Standing in a pen with four strapping men in Lycra might – in other circumstances – be the stuff dreams are made of, but when you are also dressed head-to-toe in Lycra and these are the people you are racing against, it’s pretty much the stuff bad dreams are made of.
Back on a sunny day in June, my good friend Mel asked me if I would like to take part in a triathlon with her; her to swim, me to cycle and Petra to run. It seemed like a good idea at the time – especially as it was two months away…but before I knew it, the day dawned. And I mean dawned – we had to be there at 0730, which meant my poor babysitter had to get up with the Larks too!
The five relay teams were up first, which is how I found myself in a small pen, in a school tennis court, with four strapping men, in Lycra.
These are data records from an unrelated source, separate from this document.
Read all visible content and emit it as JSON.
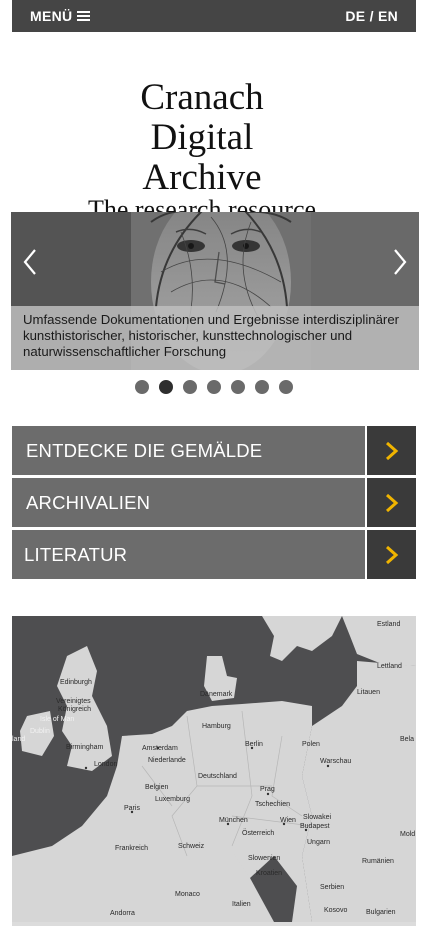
{
  "header": {
    "menu_label": "MENÜ",
    "language_label": "DE / EN"
  },
  "site": {
    "title": "Cranach Digital Archive",
    "subtitle": "The research resource"
  },
  "slider": {
    "caption": "Umfassende Dokumentationen und Ergebnisse interdisziplinärer kunsthistorischer, historischer, kunsttechnologischer und naturwissenschaftlicher Forschung",
    "slide_count": 7,
    "active_index": 1
  },
  "nav": {
    "items": [
      {
        "label": "ENTDECKE DIE GEMÄLDE"
      },
      {
        "label": "ARCHIVALIEN"
      },
      {
        "label": "LITERATUR"
      }
    ]
  },
  "map": {
    "labels": {
      "estland": "Estland",
      "lettland": "Lettland",
      "litauen": "Litauen",
      "daenemark": "Dänemark",
      "edinburgh": "Edinburgh",
      "vereinigtes": "Vereinigtes",
      "koenigreich": "Königreich",
      "isle_of_man": "Isle of Man",
      "dublin": "Dublin",
      "land": "land",
      "birmingham": "Birmingham",
      "london": "London",
      "amsterdam": "Amsterdam",
      "niederlande": "Niederlande",
      "hamburg": "Hamburg",
      "berlin": "Berlin",
      "polen": "Polen",
      "warschau": "Warschau",
      "deutschland": "Deutschland",
      "belgien": "Belgien",
      "luxemburg": "Luxemburg",
      "prag": "Prag",
      "tschechien": "Tschechien",
      "paris": "Paris",
      "slowakei": "Slowakei",
      "muenchen": "München",
      "wien": "Wien",
      "oesterreich": "Österreich",
      "ungarn": "Ungarn",
      "budapest": "Budapest",
      "frankreich": "Frankreich",
      "schweiz": "Schweiz",
      "slowenien": "Slowenien",
      "kroatien": "Kroatien",
      "rumaenien": "Rumänien",
      "serbien": "Serbien",
      "monaco": "Monaco",
      "italien": "Italien",
      "andorra": "Andorra",
      "kosovo": "Kosovo",
      "bulgarien": "Bulgarien",
      "bela": "Bela",
      "mold": "Mold"
    }
  }
}
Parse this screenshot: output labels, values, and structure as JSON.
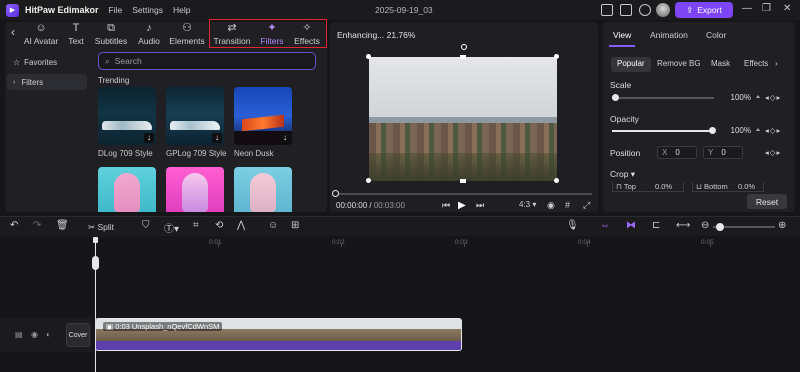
{
  "titlebar": {
    "app_name": "HitPaw Edimakor",
    "menus": [
      "File",
      "Settings",
      "Help"
    ],
    "doc_title": "2025-09-19_03",
    "export_label": "Export"
  },
  "toolbar": {
    "tools": [
      {
        "label": "AI Avatar",
        "icon": "avatar-icon"
      },
      {
        "label": "Text",
        "icon": "text-icon"
      },
      {
        "label": "Subtitles",
        "icon": "subtitles-icon"
      },
      {
        "label": "Audio",
        "icon": "music-icon"
      },
      {
        "label": "Elements",
        "icon": "elements-icon"
      },
      {
        "label": "Transition",
        "icon": "transition-icon"
      },
      {
        "label": "Filters",
        "icon": "sparkle-icon"
      },
      {
        "label": "Effects",
        "icon": "effects-icon"
      }
    ],
    "active_tool": "Filters"
  },
  "sidebar": {
    "items": [
      {
        "label": "Favorites"
      },
      {
        "label": "Filters"
      }
    ]
  },
  "search": {
    "placeholder": "Search"
  },
  "filters": {
    "section": "Trending",
    "row1": [
      {
        "label": "DLog 709 Style"
      },
      {
        "label": "GPLog 709 Style"
      },
      {
        "label": "Neon Dusk"
      }
    ]
  },
  "preview": {
    "status": "Enhancing... 21.76%",
    "current_time": "00:00:00",
    "total_time": "00:03:00",
    "aspect": "4:3"
  },
  "properties": {
    "tabs": [
      "View",
      "Animation",
      "Color"
    ],
    "active_tab": "View",
    "subtabs": [
      "Popular",
      "Remove BG",
      "Mask",
      "Effects"
    ],
    "active_subtab": "Popular",
    "scale": {
      "label": "Scale",
      "value": "100%",
      "level": 0.03
    },
    "opacity": {
      "label": "Opacity",
      "value": "100%",
      "level": 1.0
    },
    "position": {
      "label": "Position",
      "x_label": "X",
      "x": "0",
      "y_label": "Y",
      "y": "0"
    },
    "crop": {
      "label": "Crop",
      "top_label": "Top",
      "top": "0.0%",
      "bottom_label": "Bottom",
      "bottom": "0.0%"
    },
    "reset_label": "Reset"
  },
  "timeline": {
    "split_label": "Split",
    "ruler": [
      "0:01",
      "0:02",
      "0:03",
      "0:04",
      "0:05"
    ],
    "cover_label": "Cover",
    "clip_label": "0:03 Unsplash_nQevfCdWnSM"
  }
}
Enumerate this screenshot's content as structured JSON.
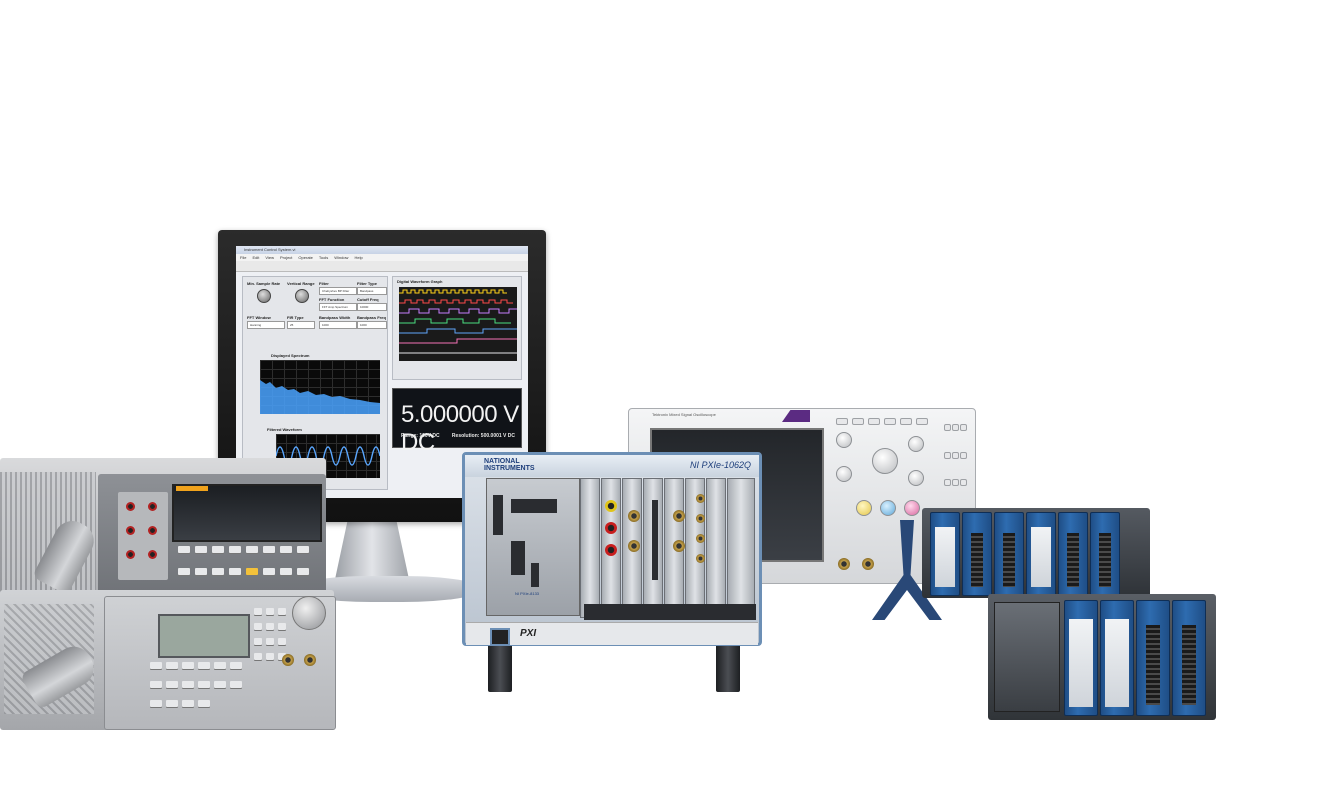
{
  "monitor": {
    "window_title": "Instrument Control System.vi",
    "menu": [
      "File",
      "Edit",
      "View",
      "Project",
      "Operate",
      "Tools",
      "Window",
      "Help"
    ],
    "controls": {
      "sample_rate_label": "Min. Sample Rate",
      "vertical_range_label": "Vertical Range",
      "filter_label": "Filter",
      "filter_value": "Chebyshev BP Filter",
      "filter_type_label": "Filter Type",
      "filter_type_value": "Bandpass",
      "fft_function_label": "FFT Function",
      "fft_function_value": "FFT Amp Spectrum",
      "cutoff_label": "Cutoff Freq",
      "cutoff_value": "10000",
      "fft_window_label": "FFT Window",
      "fft_window_value": "Hanning",
      "fir_type_label": "FIR Type",
      "fir_type_value": "25",
      "bandpass_width_label": "Bandpass Width",
      "bandpass_width_value": "1000",
      "bandpass_freq_label": "Bandpass Freq",
      "bandpass_freq_value": "1000"
    },
    "spectrum_title": "Displayed Spectrum",
    "filtered_title": "Filtered Waveform",
    "digital_title": "Digital Waveform Graph",
    "dmm": {
      "readout": "5.000000  V DC",
      "range": "Range: 100V DC",
      "resolution": "Resolution: 500.0001 V DC"
    }
  },
  "pxi": {
    "brand_line1": "NATIONAL",
    "brand_line2": "INSTRUMENTS",
    "model": "NI PXIe-1062Q",
    "logo": "PXI",
    "controller": "NI PXIe-8133"
  },
  "scope": {
    "brand": "Tektronix",
    "name": "Mixed Signal Oscilloscope"
  },
  "colors": {
    "ni_blue": "#1c3d7a",
    "chassis_trim": "#6c8fb5",
    "module_blue": "#2e6cb0",
    "dmm_accent": "#f0a21c",
    "spectrum_trace": "#4aa3ff",
    "filtered_trace": "#5aa7ff"
  }
}
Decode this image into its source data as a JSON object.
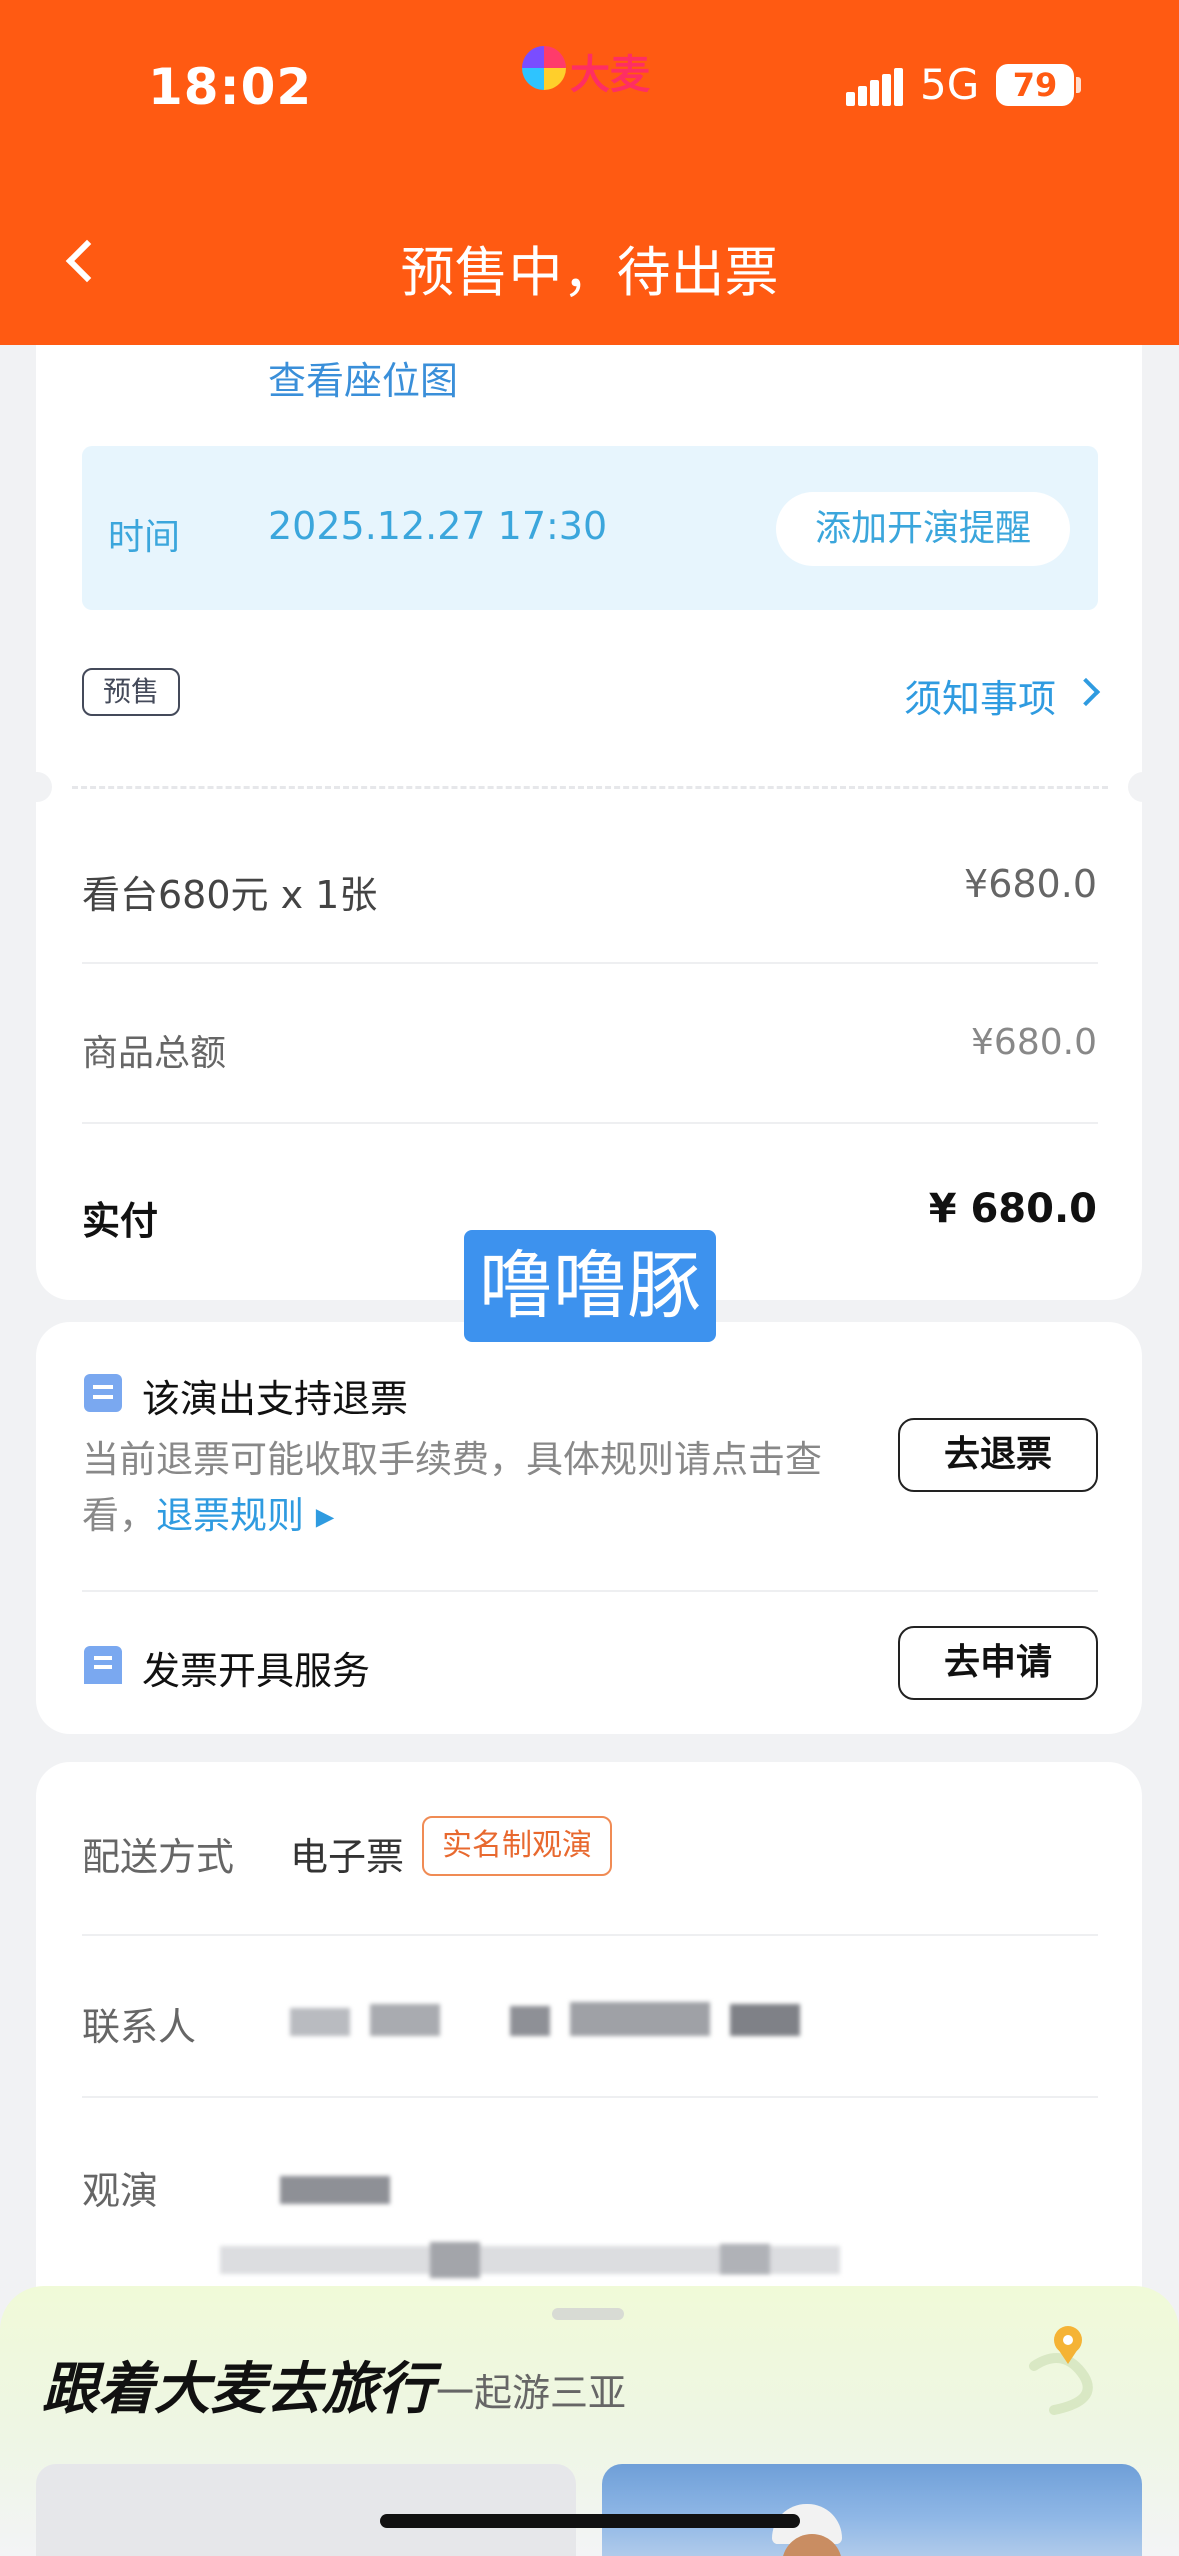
{
  "status_bar": {
    "time": "18:02",
    "brand_logo_text": "大麦",
    "network": "5G",
    "battery": "79"
  },
  "nav": {
    "title": "预售中，待出票"
  },
  "event": {
    "seat_map_link": "查看座位图",
    "time_label": "时间",
    "time_value": "2025.12.27 17:30",
    "remind_button": "添加开演提醒",
    "presale_badge": "预售",
    "notice_link": "须知事项"
  },
  "price": {
    "rows": [
      {
        "label": "看台680元 x 1张",
        "value": "¥680.0"
      },
      {
        "label": "商品总额",
        "value": "¥680.0"
      }
    ],
    "paid_label": "实付",
    "paid_value": "¥ 680.0"
  },
  "watermark": "噜噜豚",
  "refund": {
    "title": "该演出支持退票",
    "desc": "当前退票可能收取手续费，具体规则请点击查看，",
    "rules_link": "退票规则 ▸",
    "button": "去退票"
  },
  "invoice": {
    "title": "发票开具服务",
    "button": "去申请"
  },
  "delivery": {
    "method_label": "配送方式",
    "method_value": "电子票",
    "realname_tag": "实名制观演",
    "contact_label": "联系人",
    "viewer_label": "观演"
  },
  "promo": {
    "title": "跟着大麦去旅行",
    "subtitle": "一起游三亚"
  },
  "colors": {
    "header": "#ff5a12",
    "link": "#2f9be0",
    "time_text": "#3ba6dc",
    "watermark_bg": "#3d92ee",
    "tag_orange": "#e8692f"
  }
}
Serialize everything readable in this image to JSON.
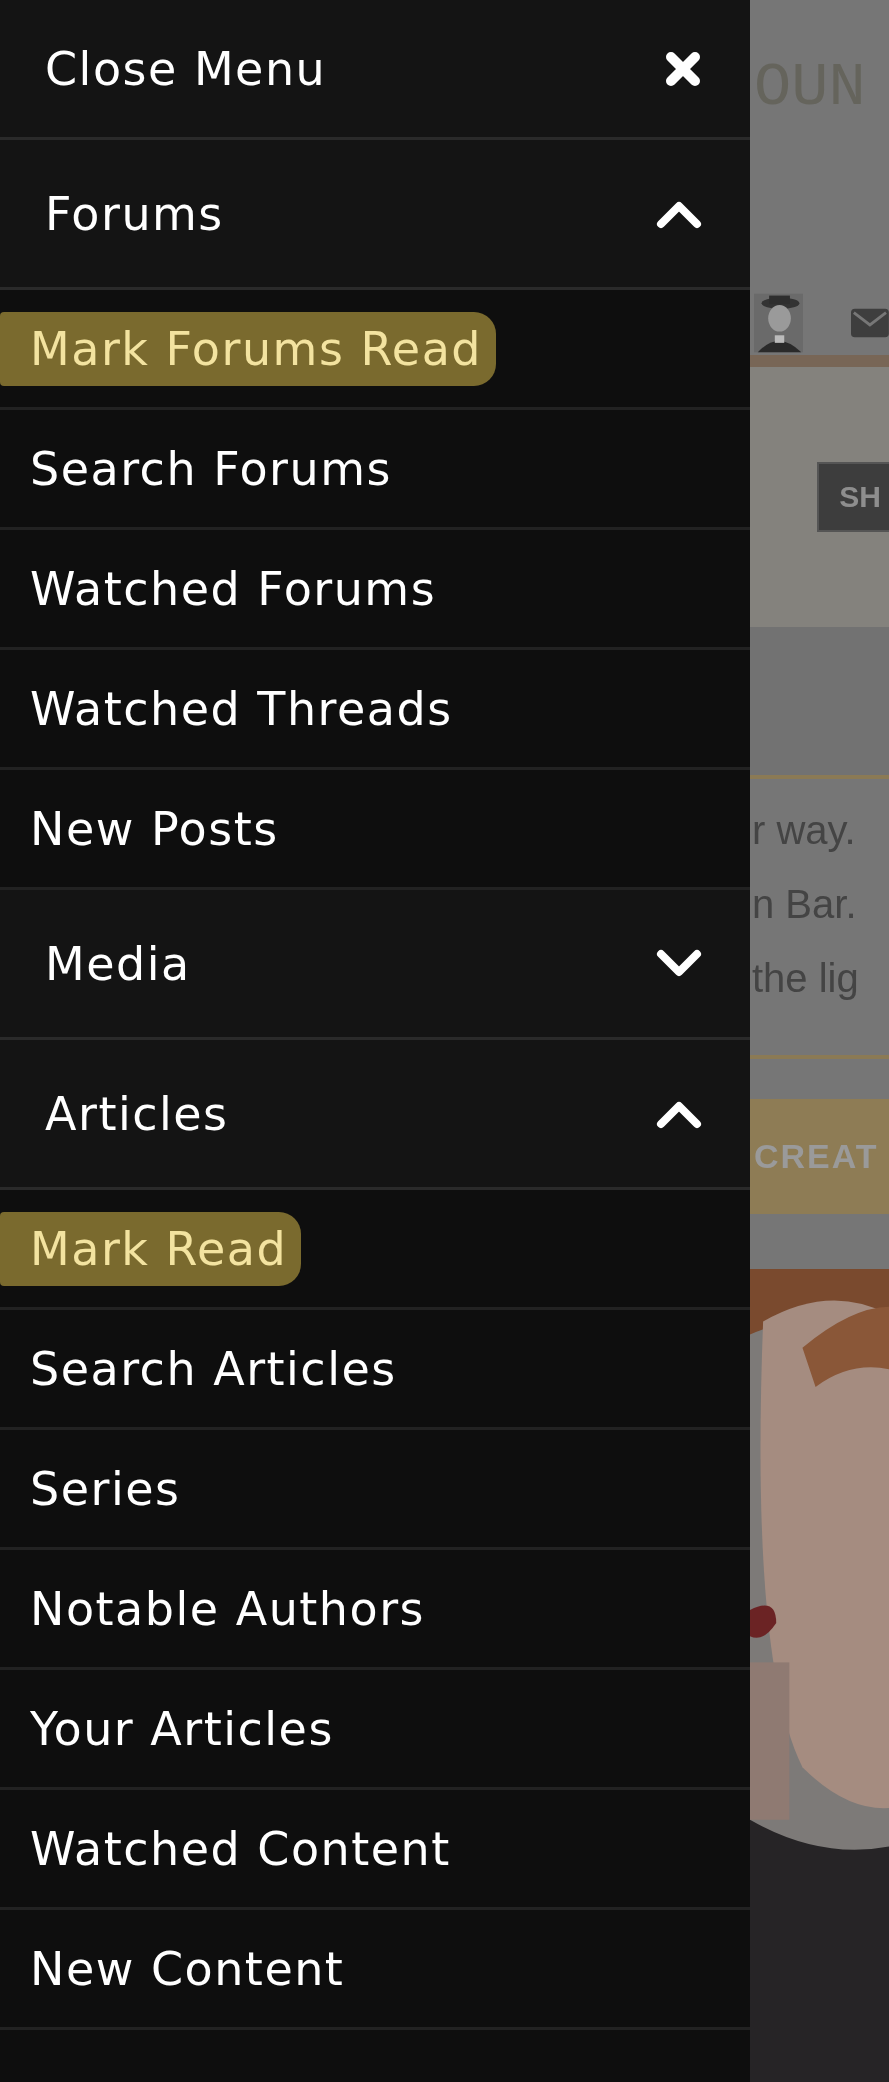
{
  "menu": {
    "close_label": "Close Menu",
    "sections": [
      {
        "label": "Forums",
        "expanded": true,
        "items": [
          {
            "label": "Mark Forums Read",
            "highlighted": true
          },
          {
            "label": "Search Forums",
            "highlighted": false
          },
          {
            "label": "Watched Forums",
            "highlighted": false
          },
          {
            "label": "Watched Threads",
            "highlighted": false
          },
          {
            "label": "New Posts",
            "highlighted": false
          }
        ]
      },
      {
        "label": "Media",
        "expanded": false
      },
      {
        "label": "Articles",
        "expanded": true,
        "items": [
          {
            "label": "Mark Read",
            "highlighted": true
          },
          {
            "label": "Search Articles",
            "highlighted": false
          },
          {
            "label": "Series",
            "highlighted": false
          },
          {
            "label": "Notable Authors",
            "highlighted": false
          },
          {
            "label": "Your Articles",
            "highlighted": false
          },
          {
            "label": "Watched Content",
            "highlighted": false
          },
          {
            "label": "New Content",
            "highlighted": false
          }
        ]
      }
    ]
  },
  "backdrop": {
    "site_title": "OUN",
    "banner_button": "SH",
    "text_lines": [
      "r way.",
      "n Bar.",
      "the lig"
    ],
    "action_button": "CREAT"
  }
}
One-by-one they disappeared into the rising dawn until I was the sole occupier of the pen; then suddenly like a scene out of Baywatch – minus the coiffed hair and liberally-applied make-up – Mel was streaking across the tennis court in her red swimsuit. A few moments of fumbling ensued, as we tried not to lose precious time transferring the soaking chip timer from her ankle to mine. The next part seemed to go in slow motion – and probably was in slow motion – as I had to recall the correct sequence of when to put my helmet on my head, when to remove my bike from the stands and where I could mount the bike. Anything out of sequence and we incurred a time penalty. Given that I am renowned for forgetting just about everything: school parents’ evenings, school photos, school socials… this was no small feat!
I had previously practised this 12-mile route with my husband barking orders at me and achieved a respectable 17.4 mph, but was worried that without my pseudo-sergeant major shouting at me, my time might slip. I needn’t have worried: as I set off on a couple of busy roads, before reaching the quiet country lanes, my competitivity kicked in. I knew that the boys had a couple of minutes lead on me and there wasn’t much chance of spotting them, let alone catching up with them, but what surprised me was my determination to equally not let anyone catch up with me. Part of this, I should admit, was due to the drafting rules, where if someone overtakes you, you have to slip back a certain distance. Seriously, I would have to temporarily fall back…is that really fair?
Confession time: I had not told my team members that I can’t remember how to mend a puncture and so had to scan the roads and lanes ahead of me for broken glass and visible thorns. As I approached the end, I was so relieved that I had managed the whole route without a puncture, as well as not tumbling off my bike, remembering to smile [grimace] at each Marshall managing junctions and succeed in no-one overtaking me. For the final part of the route, some comedian had chosen a hill and so I found myself panting as I entered the school grounds and only-just noticed a guy yelling at me to dismount my bike before the finish line. Practically falling off my bike, so as not to incur a time penalty for the team, I then saw Petra yelling encouragement [determination to get started] from the pen and had to run with wobbly legs – pushing my bike and putting it back on the stands first, with my helmet – so that we could do another fumbling transfer of the chip timer.
Watching Petra run off into the distance, I could finally relax! And sitting on the grass banks afterwards with a bloke who had completed the whole thing, he told me how the previous year he had been just like me and cycled as part of a team and did I think I would be like him and do the whole thing next year? Um no, I did not!
The good news is that out of five teams we came fourth, which, as the only all-girl team, we are quite proud of! Would I do it again? Absolutely; as part of a team, as it was working with such an inspiring couple of girls that motivated me and made the triathlon fun!